On 07/27/2011 11:36 AM, Tom H wrote:
On Wed, Jul 27, 2011 at 12:30 AM, Yasha Karant<[email protected]>  wrote:

For reasons that are irrelevant to this discussion, we have ended up with a
number of new workstations with WD Advanced Format "green" 1.5 TByte drives.
  We have been experiencing a number of difficulties that had to do with
partition boundaries, etc.  After a bit of digging, I found:

http://community.wdc.com/t5/Desktop/Problem-with-WD-Advanced-Format-drive-in-LINUX-WD15EARS/td-p/6395

Is anyone using a WD Advanced Format drive with SL 6?  We are not and
probably will/can not use LVM, but rather standard ext 2, 3, or 4
partitions, included the extended partition model.

If you are using this type of drive, information on the specifics of the
formatting command(s) and syntax to use these WD drives would be
appreciated.  Any link to a detailed document or URL would be appreciated.
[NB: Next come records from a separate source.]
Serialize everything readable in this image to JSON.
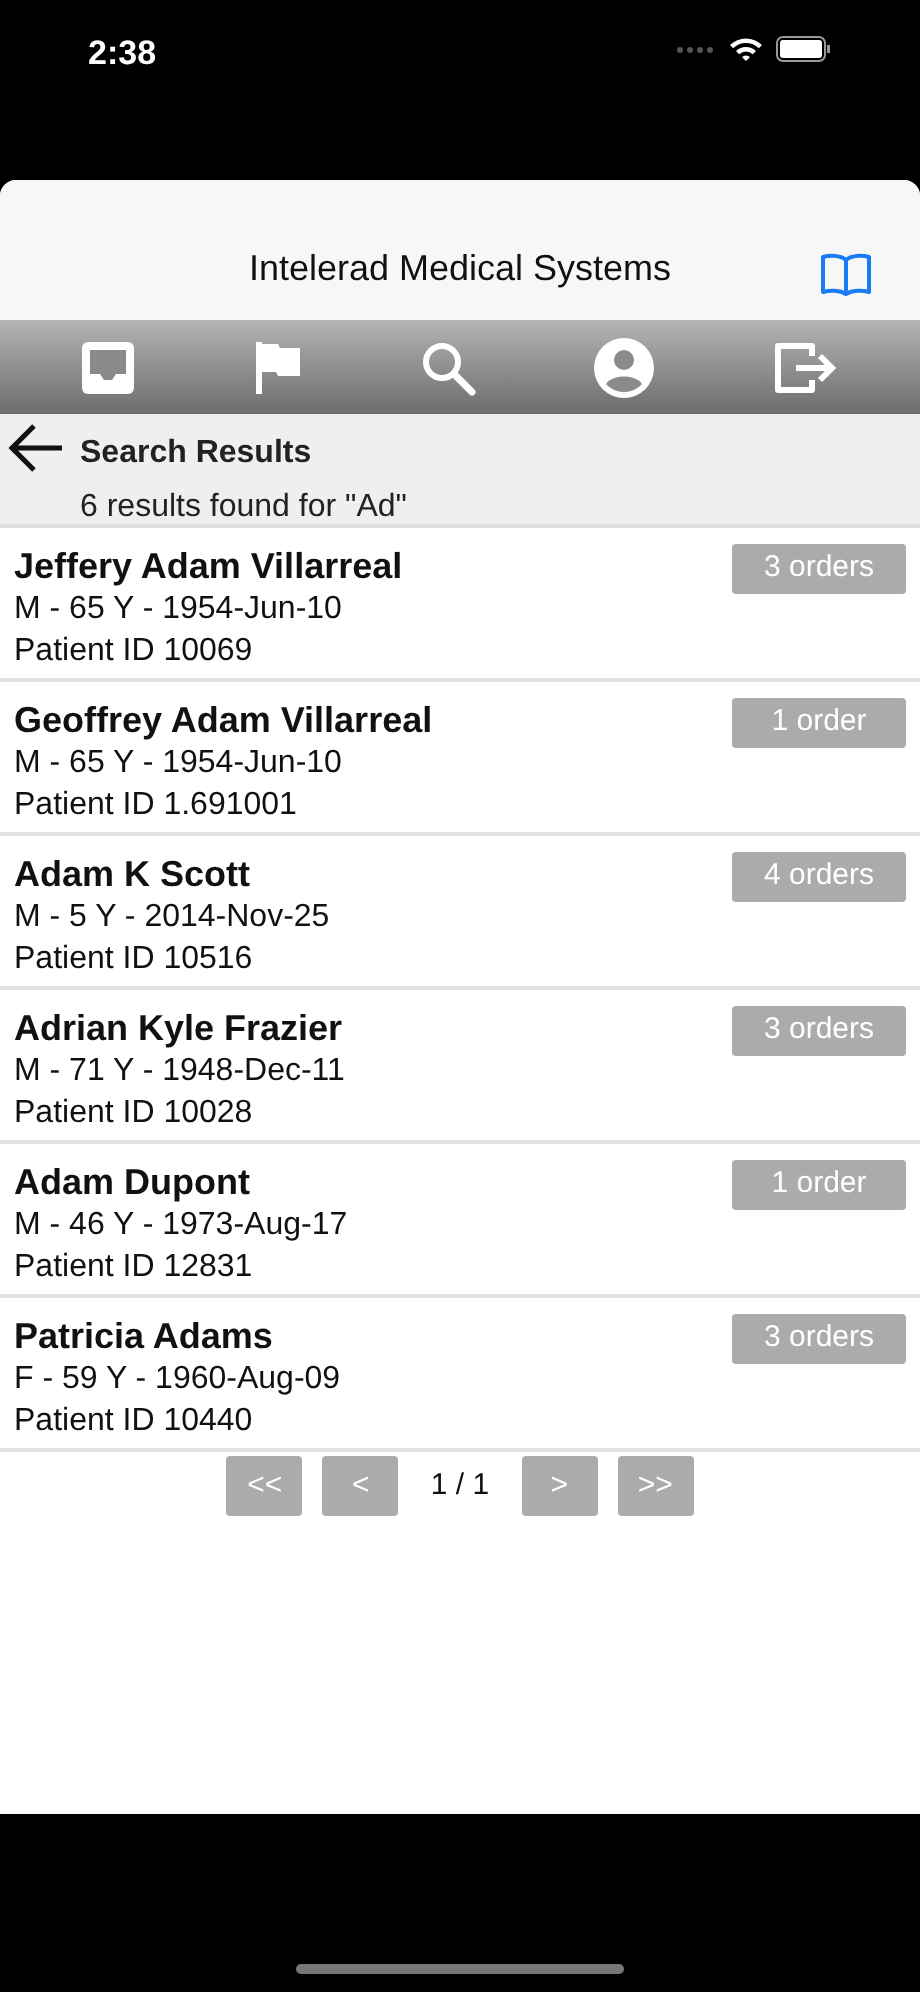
{
  "status_bar": {
    "time": "2:38"
  },
  "header": {
    "title": "Intelerad Medical Systems"
  },
  "search_header": {
    "title": "Search Results",
    "subtitle": "6 results found for \"Ad\""
  },
  "patients": [
    {
      "name": "Jeffery Adam Villarreal",
      "details": "M - 65 Y - 1954-Jun-10",
      "patient_id": "Patient ID 10069",
      "orders": "3 orders"
    },
    {
      "name": "Geoffrey Adam Villarreal",
      "details": "M - 65 Y - 1954-Jun-10",
      "patient_id": "Patient ID 1.691001",
      "orders": "1 order"
    },
    {
      "name": "Adam K Scott",
      "details": "M - 5 Y - 2014-Nov-25",
      "patient_id": "Patient ID 10516",
      "orders": "4 orders"
    },
    {
      "name": "Adrian Kyle Frazier",
      "details": "M - 71 Y - 1948-Dec-11",
      "patient_id": "Patient ID 10028",
      "orders": "3 orders"
    },
    {
      "name": "Adam Dupont",
      "details": "M - 46 Y - 1973-Aug-17",
      "patient_id": "Patient ID 12831",
      "orders": "1 order"
    },
    {
      "name": "Patricia Adams",
      "details": "F - 59 Y - 1960-Aug-09",
      "patient_id": "Patient ID 10440",
      "orders": "3 orders"
    }
  ],
  "pagination": {
    "first": "<<",
    "prev": "<",
    "page": "1 / 1",
    "next": ">",
    "last": ">>"
  }
}
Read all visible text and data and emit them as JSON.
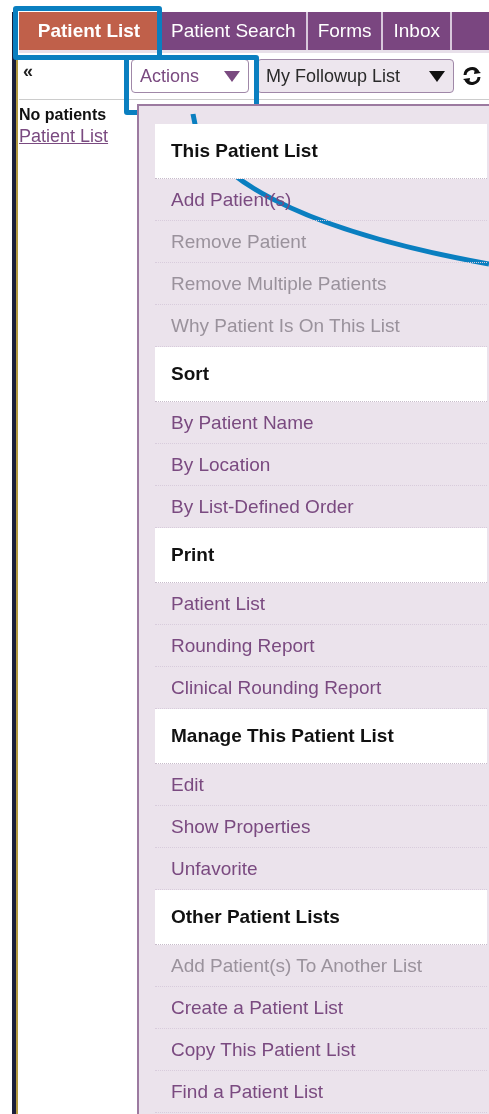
{
  "tabs": [
    {
      "label": "Patient List",
      "selected": true
    },
    {
      "label": "Patient Search",
      "selected": false
    },
    {
      "label": "Forms",
      "selected": false
    },
    {
      "label": "Inbox",
      "selected": false
    }
  ],
  "toolbar": {
    "collapse": "«",
    "actions": "Actions",
    "list_select": "My Followup List"
  },
  "sidebar": {
    "message": "No patients",
    "link": "Patient List"
  },
  "menu": {
    "sections": [
      {
        "title": "This Patient List",
        "items": [
          {
            "label": "Add Patient(s)",
            "disabled": false
          },
          {
            "label": "Remove Patient",
            "disabled": true
          },
          {
            "label": "Remove Multiple Patients",
            "disabled": true
          },
          {
            "label": "Why Patient Is On This List",
            "disabled": true
          }
        ]
      },
      {
        "title": "Sort",
        "items": [
          {
            "label": "By Patient Name",
            "disabled": false
          },
          {
            "label": "By Location",
            "disabled": false
          },
          {
            "label": "By List-Defined Order",
            "disabled": false
          }
        ]
      },
      {
        "title": "Print",
        "items": [
          {
            "label": "Patient List",
            "disabled": false
          },
          {
            "label": "Rounding Report",
            "disabled": false
          },
          {
            "label": "Clinical Rounding Report",
            "disabled": false
          }
        ]
      },
      {
        "title": "Manage This Patient List",
        "items": [
          {
            "label": "Edit",
            "disabled": false
          },
          {
            "label": "Show Properties",
            "disabled": false
          },
          {
            "label": "Unfavorite",
            "disabled": false
          }
        ]
      },
      {
        "title": "Other Patient Lists",
        "items": [
          {
            "label": "Add Patient(s) To Another List",
            "disabled": true
          },
          {
            "label": "Create a Patient List",
            "disabled": false
          },
          {
            "label": "Copy This Patient List",
            "disabled": false
          },
          {
            "label": "Find a Patient List",
            "disabled": false
          }
        ]
      }
    ]
  },
  "annotation": {
    "tab_box": true,
    "actions_box": true,
    "pointer_line": true
  }
}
For SSDs but relevant for "regular" disk partition alignment too:

http://www.linuxfoundation.org/news-media/blogs/browse/2009/02/aligning-filesystems-ssd%E2%80%99s-erase-block-size

The most relevant part of the article referenced in the above URL is:

However, with SSD’s (remember SSD’s? This is a blog post about SSD’s…) you need to align partitions on at least 128k boundaries for maximum efficiency. The best way to do this that I’ve found is to use 224 (32*7) heads and 56 (8*7) sectors/track. This results in 12544 (or 256*49) sectors/cylinder, so that each cylinder is 49*128k. You can do this by doing starting fdisk with the following options when first partitioning the SSD:

# fdisk -H 224 -S 56 /dev/sdb

end quote.

Assuming that WD is true to the semi-technical specifications it provides, 4096 byte physical sectors, what should one use for the number of heads (switch H above) and the number of sectors/track (switch S above)?

Note that it appears that in terms of the IDEMA Long Data Sector Committee Advanced Format standard, the 512e (512 byte block emulation) firmware on this Western Digital drive is defective or the issue would not arise.